通知から更正まで:段階ごとに性質が違います
入口は三通りあります。定例の書面照会、VAT還付に伴う確認調査、そして端緒に基づく調査(召喚を含む)です。法的性質もリスクの水準も異なるため、回答の詳しさと提出書類の範囲も変えるべきです。調査を定例照会と同じ感覚で処理するのが最も危険な判断です。
調査終了後、歳入局は追徴額、加算税、延滞税を記載した更正通知を発します。この文書が法定の救済期限を起動し、通常は受領から30日以内に不服申立てを行う必要があります。徒過すれば争えず、残るのは分割納付の交渉だけです。
指摘されやすい四つの領域
第一に費用の業務関連性です。交際費、コンサルフィー、海外グループへの配賦費用は、契約書・成果物・支払証明の三点セットが必要です。第二に仕入税額控除で、インボイスの形式要件と、その仕入が課税事業に用いられたかが問われます。第三に源泉徴収で、正しい税率と時点で徴収し証明書を交付したかです。
第四に関連者間取引と資金移動です。株主勘定、無利息貸付、グループ役務提供料は、課税所得または損金不算入と推定されやすい項目です。これら四領域は平時からファイリング規則を定めておくべきで、調査が始まってからの収集はまず間に合いません。
加算税の構成と軽減の余地
追徴本税に加えて加算税と月割の延滞税が生じます。加算税は要件を満たせば軽減を申請でき、自主的な修正の有無、資料提供への協力、反復違反かどうかが考慮されます。延滞税の軽減余地は加算税より狭いのが通例です。

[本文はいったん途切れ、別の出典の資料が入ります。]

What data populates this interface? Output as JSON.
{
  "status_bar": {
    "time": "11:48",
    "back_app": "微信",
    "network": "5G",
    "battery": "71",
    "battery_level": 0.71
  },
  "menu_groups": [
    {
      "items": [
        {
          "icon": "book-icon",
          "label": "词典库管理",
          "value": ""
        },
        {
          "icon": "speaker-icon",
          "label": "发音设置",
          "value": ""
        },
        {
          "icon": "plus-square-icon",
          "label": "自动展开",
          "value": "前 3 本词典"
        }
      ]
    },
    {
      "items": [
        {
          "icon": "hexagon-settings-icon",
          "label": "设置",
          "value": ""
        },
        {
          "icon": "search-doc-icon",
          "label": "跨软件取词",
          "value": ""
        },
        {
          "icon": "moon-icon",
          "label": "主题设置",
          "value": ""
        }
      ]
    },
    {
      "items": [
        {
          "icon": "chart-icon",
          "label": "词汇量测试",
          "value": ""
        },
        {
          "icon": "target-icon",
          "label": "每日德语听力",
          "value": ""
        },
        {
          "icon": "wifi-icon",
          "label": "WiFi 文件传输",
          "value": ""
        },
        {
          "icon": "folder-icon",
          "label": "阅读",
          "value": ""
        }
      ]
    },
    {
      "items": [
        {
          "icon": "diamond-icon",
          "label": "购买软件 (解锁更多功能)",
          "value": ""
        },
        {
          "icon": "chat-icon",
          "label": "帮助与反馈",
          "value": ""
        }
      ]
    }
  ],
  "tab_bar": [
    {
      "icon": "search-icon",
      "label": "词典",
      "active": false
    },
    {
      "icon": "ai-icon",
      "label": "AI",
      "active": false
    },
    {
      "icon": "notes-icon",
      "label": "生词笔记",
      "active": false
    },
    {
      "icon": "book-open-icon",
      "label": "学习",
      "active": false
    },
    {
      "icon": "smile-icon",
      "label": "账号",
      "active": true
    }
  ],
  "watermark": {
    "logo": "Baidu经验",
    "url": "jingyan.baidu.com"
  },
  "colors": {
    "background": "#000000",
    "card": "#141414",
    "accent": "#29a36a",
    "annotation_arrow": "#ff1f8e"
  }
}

自主的な修正申告は、正式な調査が始まる前に行うほど効果があります。調査手続に入ると軽減幅は目に見えて縮みます。過去の申告に問題を見つけたら、まず金額を試算し、修正するかどうかを判断してください。放置して待つ選択は取らないことです。
救済の経路:不服申立て・税務裁判所・和解
更正に不服があれば税務不服審査委員会へ申し立て、その決定にも不服があれば法定期間内に税務裁判所へ提訴します。訴訟の係属は当然には徴収を止めないため、別途の申請または担保提供が必要で、資金繰りの計画に影響します。
実務では和解が現実的な出口になることも多く、事実関係は明確で金額に争いがある案件に向きます。和解の前に、勝訴見込み、時間コスト、そして同じ処理をしている他年度への波及という三点を評価してください。単年度だけで計算すると、翌年度に同じ問題が再発します。
よくあるご質問
- 何年分まで遡って調査されますか。
- 通常の更正には法定期間があり、申告漏れや無申告では延長され、脱税の疑いがある場合はさらに長くなります。実務上は法定保存期間に合わせた完全な帳簿証憑の保存を勧めます。電子証憑も同様です。
- 経理担当者だけで対応してもよいですか。
- 可能ですが、回答前に一度専門家の内部レビューを入れることを勧めます。調査中の書面回答はその後の不服申立てや訴訟の記録となり、表現と範囲を一度確定すると後段階での修正は困難です。
- VAT還付がなかなか下りません。調査されているのでしょうか。
- 還付案件は通常、確認手続を経るため時間がかかるのが常態です。長く動きがない場合は正式に進捗を照会し、追加提出書類の一覧を確認してください。追加提出の求めに無反応でいると、放棄とみなされます。